Unless you hit the lottery, chances are you’ll be working for your money. You can make that money grow by investing it, which, in effect, makes your money work for you. Though some people see investment as a sort of lottery — you pick a good bet on the stock market and get rich — the truth is that successful investing comes down to practicing good habits. The earlier you start using these habits, the more successful you’re likely to be.

Be a Wise Guy

The more information you have, the better your investment decisions will be. Get smart by learning about bank accounts, interest and debit and credit cards, then move on to studying investments. This education should never end. Develop the habit of expanding your investment knowledge regularly. Taking courses or reading books will deliver the information in an organized way. Investment information is available in many places, including the library and the Internet. However, don’t force yourself to slog through books or sites you don’t like. Choose enjoyable, interesting sources instead to maximize the learning experience.

Pay Day

When money comes in, pay some of it to yourself. Putting that money into a savings or investment account will help you build a brighter future. Your bank or employer might make this easier by automatically taking money from an account or paycheck and depositing it for you.

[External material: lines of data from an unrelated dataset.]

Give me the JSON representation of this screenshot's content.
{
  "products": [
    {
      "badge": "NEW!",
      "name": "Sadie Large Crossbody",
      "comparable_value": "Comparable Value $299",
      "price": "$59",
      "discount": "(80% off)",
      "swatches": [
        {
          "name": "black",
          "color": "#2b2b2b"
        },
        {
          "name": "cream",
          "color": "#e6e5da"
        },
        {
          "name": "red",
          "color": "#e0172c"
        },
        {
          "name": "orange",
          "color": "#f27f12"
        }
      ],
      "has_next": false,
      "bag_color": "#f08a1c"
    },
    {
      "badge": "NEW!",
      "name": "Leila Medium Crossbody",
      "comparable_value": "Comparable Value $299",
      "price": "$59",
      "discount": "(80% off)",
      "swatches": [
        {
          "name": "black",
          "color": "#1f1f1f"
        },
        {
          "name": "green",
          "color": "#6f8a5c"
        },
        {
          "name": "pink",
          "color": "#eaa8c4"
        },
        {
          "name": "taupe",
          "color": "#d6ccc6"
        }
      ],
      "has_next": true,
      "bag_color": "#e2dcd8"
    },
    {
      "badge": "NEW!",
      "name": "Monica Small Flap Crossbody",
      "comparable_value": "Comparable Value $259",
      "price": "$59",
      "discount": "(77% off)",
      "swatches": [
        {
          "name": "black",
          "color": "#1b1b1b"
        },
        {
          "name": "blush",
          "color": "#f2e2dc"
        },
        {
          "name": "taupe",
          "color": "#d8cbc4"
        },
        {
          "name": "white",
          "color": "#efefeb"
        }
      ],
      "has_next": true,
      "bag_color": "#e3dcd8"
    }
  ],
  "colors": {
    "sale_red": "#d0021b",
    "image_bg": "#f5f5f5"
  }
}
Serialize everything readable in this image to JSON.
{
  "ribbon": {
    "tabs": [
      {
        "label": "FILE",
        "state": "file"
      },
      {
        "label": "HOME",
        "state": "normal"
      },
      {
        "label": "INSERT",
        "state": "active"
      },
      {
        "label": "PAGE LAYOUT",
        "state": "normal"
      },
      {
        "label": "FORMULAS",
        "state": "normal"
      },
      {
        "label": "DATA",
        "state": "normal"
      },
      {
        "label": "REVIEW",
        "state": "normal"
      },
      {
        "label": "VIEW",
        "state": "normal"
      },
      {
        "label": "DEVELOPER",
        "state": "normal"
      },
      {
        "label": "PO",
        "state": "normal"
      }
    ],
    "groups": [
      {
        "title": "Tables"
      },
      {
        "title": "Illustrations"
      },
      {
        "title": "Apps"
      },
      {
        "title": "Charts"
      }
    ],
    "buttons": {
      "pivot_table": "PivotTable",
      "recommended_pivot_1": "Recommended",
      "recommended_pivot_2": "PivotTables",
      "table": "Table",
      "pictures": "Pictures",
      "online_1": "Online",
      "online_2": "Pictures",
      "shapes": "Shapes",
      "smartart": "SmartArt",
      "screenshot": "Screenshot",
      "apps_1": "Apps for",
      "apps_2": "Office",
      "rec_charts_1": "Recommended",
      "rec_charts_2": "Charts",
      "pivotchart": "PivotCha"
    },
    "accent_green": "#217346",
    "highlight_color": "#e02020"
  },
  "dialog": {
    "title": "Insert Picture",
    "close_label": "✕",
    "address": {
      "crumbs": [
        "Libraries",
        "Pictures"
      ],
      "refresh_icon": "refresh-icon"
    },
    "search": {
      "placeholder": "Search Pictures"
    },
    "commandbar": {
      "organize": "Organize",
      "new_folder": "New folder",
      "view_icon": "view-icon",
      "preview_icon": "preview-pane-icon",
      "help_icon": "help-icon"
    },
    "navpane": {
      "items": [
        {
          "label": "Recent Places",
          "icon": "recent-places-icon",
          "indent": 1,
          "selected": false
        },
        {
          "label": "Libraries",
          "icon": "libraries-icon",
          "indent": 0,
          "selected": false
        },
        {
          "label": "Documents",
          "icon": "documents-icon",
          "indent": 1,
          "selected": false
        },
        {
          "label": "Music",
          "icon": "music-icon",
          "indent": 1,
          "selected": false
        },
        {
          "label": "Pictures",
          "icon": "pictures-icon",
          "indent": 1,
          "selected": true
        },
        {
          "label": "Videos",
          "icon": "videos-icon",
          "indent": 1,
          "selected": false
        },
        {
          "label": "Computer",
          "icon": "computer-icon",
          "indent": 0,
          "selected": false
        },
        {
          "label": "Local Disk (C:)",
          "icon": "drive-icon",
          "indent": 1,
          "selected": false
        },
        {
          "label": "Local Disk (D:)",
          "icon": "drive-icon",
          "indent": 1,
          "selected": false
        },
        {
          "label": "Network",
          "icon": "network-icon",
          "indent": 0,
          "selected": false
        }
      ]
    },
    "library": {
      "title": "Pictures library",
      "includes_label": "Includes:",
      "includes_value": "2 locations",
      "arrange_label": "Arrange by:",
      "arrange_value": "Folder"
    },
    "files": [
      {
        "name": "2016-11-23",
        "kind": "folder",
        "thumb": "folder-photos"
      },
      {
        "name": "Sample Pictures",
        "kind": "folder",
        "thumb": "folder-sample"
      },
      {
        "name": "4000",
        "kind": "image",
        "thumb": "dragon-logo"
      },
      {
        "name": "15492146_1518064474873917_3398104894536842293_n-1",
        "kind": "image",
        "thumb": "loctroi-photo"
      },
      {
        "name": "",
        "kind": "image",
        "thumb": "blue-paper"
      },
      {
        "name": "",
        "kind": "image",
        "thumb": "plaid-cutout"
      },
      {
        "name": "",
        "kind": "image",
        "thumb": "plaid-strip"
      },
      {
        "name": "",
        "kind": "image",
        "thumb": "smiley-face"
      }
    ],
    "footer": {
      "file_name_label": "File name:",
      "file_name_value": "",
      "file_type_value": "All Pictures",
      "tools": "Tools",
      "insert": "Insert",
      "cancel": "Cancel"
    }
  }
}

If you put money into a company-backed retirement account, your employer might even chip in by matching your contribution. Although paying yourself first may be challenging if things are tight, putting away even a small amount will help keep the habit alive.

Risky Business

Investments involve taking risks, but those risks can be managed. Two habits can help you minimize potential losses. First, practice diversification -- that is, don’t invest all of your money in one place. By habitually spreading your money between different kinds of investments, a loss in one won’t wipe you out and gains in other investments might make up for a loss. Second, invest consistently over the long term. For instance, investing in the stock market consistently would allow you over time to buy stocks when prices are lowest and sell them when prices are high.

Never Fear

When investing, emotions can be troublesome. Purchasing stock means buying shares of a company. The more you own, the scarier it will feel when the company experiences setbacks. While fear might push you to sell, keep in mind that impulsive behavior can damage your chances of investment success. Practice using your head, not your heart, when making decisions. Avoid emotional triggers such as over-checking stock prices. The Securities and Exchange Commission warns that daily checking is probably too often because stock prices tend to yo-yo. When feeling impulsive, remember your investment knowledge. Decisions shouldn’t be based on one factor alone, no matter how excited or afraid it makes you feel.